De gauche à droite : Rosalina Gavín, José Antonio del Río et Dayaneth Jácome aux laboratoires IBEC. Crédit : Institut de Bio-ingénierie de Catalogne (IBEC)

L'étude analyse également de manière comparative la présence du biomarqueur dans des échantillons provenant d'autres maladies neurodégénératives : « Si notre objectif est d'utiliser miR-519a-3p comme biomarqueur pour détecter la démence d'Alzheimer chez des personnes hypothétiquement en bonne santé, il est essentiel de s'assurer que ses niveaux sont non modifié dans d’autres maladies neurodégénératives.

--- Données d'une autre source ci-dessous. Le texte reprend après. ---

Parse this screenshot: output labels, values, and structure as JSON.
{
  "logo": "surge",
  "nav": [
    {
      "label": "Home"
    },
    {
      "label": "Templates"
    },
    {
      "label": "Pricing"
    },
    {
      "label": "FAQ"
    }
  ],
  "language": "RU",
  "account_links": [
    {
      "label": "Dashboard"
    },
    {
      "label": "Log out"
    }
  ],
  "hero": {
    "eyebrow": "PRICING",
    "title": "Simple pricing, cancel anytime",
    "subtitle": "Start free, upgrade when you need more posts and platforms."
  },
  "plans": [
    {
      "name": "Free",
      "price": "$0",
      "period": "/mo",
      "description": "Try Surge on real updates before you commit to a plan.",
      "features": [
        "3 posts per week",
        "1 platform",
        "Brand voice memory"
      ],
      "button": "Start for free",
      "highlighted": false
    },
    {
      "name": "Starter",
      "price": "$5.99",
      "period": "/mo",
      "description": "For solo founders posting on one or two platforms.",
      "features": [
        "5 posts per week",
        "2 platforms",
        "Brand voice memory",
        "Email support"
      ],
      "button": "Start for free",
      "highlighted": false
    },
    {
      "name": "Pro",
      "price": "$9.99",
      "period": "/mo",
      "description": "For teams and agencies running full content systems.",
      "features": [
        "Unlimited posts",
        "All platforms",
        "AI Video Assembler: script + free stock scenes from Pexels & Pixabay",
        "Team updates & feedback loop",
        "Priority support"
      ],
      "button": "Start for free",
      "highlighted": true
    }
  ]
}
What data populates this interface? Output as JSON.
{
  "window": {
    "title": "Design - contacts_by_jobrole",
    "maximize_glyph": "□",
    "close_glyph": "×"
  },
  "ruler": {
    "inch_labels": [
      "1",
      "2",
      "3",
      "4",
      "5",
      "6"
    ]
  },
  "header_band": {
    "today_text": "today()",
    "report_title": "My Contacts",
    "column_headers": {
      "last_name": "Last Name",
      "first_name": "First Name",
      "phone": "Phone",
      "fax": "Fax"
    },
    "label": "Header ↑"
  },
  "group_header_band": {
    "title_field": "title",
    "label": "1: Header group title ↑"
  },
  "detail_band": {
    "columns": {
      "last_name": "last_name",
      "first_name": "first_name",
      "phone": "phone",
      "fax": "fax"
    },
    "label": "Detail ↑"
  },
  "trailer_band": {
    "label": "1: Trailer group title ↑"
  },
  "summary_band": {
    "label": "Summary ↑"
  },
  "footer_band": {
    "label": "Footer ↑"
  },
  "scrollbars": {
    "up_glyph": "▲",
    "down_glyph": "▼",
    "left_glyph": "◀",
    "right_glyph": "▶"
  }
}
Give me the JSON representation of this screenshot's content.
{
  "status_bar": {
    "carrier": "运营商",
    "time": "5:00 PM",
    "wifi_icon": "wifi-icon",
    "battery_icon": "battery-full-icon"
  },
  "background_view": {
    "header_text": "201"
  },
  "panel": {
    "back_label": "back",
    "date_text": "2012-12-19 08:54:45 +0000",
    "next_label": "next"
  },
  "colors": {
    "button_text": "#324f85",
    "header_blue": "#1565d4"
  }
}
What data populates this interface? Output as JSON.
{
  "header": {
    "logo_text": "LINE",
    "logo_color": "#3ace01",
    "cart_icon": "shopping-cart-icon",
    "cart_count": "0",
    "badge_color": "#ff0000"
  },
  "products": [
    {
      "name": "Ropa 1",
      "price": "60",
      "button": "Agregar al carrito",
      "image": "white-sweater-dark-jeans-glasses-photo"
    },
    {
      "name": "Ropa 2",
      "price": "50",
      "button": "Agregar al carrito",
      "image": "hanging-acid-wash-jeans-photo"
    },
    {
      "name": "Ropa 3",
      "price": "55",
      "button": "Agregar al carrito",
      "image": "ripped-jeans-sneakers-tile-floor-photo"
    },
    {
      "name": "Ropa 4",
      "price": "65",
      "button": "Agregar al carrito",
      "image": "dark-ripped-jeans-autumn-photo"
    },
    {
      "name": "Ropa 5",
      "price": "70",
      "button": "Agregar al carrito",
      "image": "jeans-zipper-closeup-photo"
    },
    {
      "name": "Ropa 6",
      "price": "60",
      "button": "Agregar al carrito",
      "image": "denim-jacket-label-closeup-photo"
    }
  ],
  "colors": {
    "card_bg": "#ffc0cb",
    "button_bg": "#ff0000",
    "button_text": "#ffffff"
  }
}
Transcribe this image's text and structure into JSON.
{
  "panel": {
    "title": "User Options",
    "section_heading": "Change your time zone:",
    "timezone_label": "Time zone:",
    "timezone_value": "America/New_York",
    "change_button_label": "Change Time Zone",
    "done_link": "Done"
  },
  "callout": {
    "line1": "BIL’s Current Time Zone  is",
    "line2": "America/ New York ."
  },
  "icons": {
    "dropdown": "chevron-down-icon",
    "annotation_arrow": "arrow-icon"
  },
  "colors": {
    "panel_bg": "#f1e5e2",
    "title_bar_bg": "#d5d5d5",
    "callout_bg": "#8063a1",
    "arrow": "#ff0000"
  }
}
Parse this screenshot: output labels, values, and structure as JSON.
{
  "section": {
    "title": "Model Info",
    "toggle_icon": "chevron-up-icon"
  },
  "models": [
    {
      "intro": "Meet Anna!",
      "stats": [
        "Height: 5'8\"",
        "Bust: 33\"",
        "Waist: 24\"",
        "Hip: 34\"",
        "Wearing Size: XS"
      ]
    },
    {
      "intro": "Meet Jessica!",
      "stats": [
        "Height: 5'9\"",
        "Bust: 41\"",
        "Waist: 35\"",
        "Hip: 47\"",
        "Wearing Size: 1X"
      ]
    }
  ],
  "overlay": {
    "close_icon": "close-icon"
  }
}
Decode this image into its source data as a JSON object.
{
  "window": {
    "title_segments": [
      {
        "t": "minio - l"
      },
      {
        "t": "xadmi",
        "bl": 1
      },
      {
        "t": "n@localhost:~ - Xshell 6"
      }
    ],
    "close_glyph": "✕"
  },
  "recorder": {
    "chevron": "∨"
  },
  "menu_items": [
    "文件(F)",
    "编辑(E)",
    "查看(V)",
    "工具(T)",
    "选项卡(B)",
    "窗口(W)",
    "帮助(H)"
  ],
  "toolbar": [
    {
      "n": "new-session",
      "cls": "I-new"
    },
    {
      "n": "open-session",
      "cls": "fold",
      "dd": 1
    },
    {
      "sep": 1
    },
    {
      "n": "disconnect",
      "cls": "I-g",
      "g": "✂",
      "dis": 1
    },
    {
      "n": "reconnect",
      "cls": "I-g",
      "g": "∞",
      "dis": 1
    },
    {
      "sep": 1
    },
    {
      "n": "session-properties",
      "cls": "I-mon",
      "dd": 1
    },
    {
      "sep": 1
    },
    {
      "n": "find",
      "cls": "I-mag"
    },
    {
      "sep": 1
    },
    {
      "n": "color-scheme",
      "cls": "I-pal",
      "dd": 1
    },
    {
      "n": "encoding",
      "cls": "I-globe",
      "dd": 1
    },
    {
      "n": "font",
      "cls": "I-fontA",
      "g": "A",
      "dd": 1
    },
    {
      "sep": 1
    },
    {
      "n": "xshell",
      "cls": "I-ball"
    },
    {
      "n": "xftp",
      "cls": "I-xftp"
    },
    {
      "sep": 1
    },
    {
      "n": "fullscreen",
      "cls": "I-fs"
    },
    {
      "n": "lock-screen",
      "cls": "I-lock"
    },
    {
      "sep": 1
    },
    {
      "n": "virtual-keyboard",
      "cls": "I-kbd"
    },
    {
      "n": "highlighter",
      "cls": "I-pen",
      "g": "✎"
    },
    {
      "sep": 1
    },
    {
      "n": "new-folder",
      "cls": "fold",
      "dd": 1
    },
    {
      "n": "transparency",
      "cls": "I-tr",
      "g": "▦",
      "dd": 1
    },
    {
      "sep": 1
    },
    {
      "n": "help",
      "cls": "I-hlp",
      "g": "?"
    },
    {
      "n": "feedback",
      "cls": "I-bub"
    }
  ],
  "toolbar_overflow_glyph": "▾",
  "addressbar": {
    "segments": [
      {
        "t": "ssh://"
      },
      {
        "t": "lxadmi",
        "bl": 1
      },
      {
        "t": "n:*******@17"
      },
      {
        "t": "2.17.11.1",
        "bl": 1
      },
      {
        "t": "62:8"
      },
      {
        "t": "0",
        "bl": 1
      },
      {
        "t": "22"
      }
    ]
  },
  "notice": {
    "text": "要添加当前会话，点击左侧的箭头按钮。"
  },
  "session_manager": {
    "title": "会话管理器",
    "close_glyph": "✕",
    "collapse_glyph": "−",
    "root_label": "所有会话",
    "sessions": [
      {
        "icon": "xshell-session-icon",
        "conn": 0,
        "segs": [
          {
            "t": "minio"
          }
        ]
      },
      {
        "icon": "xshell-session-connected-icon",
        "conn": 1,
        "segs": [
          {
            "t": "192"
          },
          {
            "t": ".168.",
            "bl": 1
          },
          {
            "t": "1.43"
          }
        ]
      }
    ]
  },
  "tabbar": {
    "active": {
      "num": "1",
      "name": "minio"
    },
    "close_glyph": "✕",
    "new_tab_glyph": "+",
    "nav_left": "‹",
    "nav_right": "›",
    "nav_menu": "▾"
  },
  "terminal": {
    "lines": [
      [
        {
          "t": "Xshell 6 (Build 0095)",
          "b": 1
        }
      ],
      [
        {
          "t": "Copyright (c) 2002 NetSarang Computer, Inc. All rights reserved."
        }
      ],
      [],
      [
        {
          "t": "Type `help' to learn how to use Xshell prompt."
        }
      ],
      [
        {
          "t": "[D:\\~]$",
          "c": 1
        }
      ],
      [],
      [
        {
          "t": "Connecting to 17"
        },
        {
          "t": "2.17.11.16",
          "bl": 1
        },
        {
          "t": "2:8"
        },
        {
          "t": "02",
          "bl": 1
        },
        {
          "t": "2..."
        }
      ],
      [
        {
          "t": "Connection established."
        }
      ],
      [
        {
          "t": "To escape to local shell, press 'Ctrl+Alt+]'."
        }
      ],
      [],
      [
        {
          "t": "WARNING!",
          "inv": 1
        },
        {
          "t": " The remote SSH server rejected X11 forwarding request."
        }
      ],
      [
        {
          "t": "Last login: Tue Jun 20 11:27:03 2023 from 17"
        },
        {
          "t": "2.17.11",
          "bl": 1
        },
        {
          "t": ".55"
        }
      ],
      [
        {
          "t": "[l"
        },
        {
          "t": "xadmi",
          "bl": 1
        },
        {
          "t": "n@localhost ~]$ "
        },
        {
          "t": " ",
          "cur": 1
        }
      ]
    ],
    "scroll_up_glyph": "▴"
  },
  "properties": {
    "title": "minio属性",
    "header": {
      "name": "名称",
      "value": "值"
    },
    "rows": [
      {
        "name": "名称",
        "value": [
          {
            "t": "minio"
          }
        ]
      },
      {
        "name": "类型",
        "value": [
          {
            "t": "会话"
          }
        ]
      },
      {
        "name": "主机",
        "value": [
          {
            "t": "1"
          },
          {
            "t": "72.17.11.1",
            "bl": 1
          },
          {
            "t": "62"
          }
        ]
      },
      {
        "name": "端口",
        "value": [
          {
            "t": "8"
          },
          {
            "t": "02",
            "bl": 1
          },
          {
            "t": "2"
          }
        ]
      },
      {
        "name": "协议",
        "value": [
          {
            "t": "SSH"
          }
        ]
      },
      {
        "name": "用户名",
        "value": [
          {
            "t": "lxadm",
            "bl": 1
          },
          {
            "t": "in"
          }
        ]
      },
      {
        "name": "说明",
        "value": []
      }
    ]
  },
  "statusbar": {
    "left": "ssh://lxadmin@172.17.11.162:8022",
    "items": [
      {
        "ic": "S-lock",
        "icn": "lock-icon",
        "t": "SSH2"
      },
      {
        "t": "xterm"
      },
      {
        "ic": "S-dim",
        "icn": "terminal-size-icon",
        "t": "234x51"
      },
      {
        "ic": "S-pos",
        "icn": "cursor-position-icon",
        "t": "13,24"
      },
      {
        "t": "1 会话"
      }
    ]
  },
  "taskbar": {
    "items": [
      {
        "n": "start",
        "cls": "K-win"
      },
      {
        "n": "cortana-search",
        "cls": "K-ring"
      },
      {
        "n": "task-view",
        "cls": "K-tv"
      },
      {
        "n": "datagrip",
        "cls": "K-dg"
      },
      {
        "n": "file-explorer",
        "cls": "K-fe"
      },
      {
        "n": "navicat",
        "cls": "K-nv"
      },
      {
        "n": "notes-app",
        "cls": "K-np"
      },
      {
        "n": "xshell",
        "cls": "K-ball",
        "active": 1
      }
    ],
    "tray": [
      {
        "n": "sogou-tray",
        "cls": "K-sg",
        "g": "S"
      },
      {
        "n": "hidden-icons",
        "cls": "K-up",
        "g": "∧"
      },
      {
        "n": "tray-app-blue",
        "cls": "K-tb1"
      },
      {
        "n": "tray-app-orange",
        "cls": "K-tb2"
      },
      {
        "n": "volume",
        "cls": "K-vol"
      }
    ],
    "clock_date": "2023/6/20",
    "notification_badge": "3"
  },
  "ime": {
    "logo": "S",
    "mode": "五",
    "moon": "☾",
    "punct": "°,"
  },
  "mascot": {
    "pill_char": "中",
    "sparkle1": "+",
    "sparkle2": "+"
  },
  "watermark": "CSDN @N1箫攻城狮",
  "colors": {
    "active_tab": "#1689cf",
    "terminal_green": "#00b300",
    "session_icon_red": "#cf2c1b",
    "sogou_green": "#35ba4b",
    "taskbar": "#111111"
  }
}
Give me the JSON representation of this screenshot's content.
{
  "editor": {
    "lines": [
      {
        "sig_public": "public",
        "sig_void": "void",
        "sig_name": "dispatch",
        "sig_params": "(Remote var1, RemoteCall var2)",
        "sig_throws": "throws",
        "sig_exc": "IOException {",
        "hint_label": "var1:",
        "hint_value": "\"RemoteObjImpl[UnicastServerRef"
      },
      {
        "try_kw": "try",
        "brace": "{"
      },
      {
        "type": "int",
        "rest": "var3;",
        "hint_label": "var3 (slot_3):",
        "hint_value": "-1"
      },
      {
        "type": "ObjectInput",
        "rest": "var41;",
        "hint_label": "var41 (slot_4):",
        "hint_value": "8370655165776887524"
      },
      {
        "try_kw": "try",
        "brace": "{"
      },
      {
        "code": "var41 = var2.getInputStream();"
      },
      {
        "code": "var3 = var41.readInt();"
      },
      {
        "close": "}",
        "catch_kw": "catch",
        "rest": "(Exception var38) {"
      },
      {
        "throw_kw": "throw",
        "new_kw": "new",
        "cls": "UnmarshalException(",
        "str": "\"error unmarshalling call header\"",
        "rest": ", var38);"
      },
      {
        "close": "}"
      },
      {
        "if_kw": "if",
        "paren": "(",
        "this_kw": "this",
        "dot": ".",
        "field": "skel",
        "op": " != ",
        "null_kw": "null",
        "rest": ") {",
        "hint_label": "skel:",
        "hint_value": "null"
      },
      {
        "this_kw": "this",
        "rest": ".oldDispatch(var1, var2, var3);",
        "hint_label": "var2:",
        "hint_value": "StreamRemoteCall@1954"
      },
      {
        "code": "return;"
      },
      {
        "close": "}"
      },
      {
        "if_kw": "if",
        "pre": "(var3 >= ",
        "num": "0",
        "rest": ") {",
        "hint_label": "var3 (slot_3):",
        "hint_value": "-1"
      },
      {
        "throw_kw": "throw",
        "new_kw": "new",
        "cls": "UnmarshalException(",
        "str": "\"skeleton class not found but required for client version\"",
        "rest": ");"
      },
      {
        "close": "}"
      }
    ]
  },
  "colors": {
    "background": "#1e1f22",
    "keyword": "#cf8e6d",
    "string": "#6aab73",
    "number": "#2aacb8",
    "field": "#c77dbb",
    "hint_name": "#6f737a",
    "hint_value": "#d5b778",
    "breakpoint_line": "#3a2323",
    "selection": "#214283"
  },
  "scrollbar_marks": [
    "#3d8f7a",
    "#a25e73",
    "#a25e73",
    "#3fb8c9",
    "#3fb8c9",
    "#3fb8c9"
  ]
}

Dans notre étude, nous avons comparé les niveaux de ce biomarqueur dans des échantillons provenant d'autres tauopathies et de la maladie de Parkinson, confirmant que les changements dans miR-519a-3p sont spécifiques à la maladie d'Alzheimer », a déclaré Rosalina Gavín, chercheuse principale à l'IBEC, professeure associée à l'UB et co- responsable de l'étude.

Dayaneth Jácome, chercheur du groupe del Río et premier auteur de l'étude, affirme que l'équipe progresse : La prochaine étape consiste à valider miR-519a-3p en tant que biomarqueur dans des échantillons de sang provenant de différentes cohortes de patients, afin de commencer à l'utiliser dans le diagnostic clinique de la maladie d'Alzheimer dans des échantillons périphériques.

Les chercheurs sont membres du Centre de recherche biomédicale en réseau sur les maladies neurodégénératives, CIBERNED.

MicroARN : silencieux génétiques

La quantité de protéine prion cellulaire change au cours de la maladie d'Alzheimer, avec des niveaux plus élevés dans les premiers stades de la maladie et des niveaux plus faibles à mesure que la maladie progresse. Bien que le mécanisme responsable de ces changements ne soit pas connu en détail, il a été observé que certains microARN se lient à une région spécifique du gène PRNP qui contrôle l’expression de la PrPC, la réduisant ainsi. Pour cette raison, et sur la base de comparaisons d’études antérieures et d’analyses informatiques dans diverses bases de données génomiques, les chercheurs ont sélectionné le microARN miR-519a-3p pour leur étude.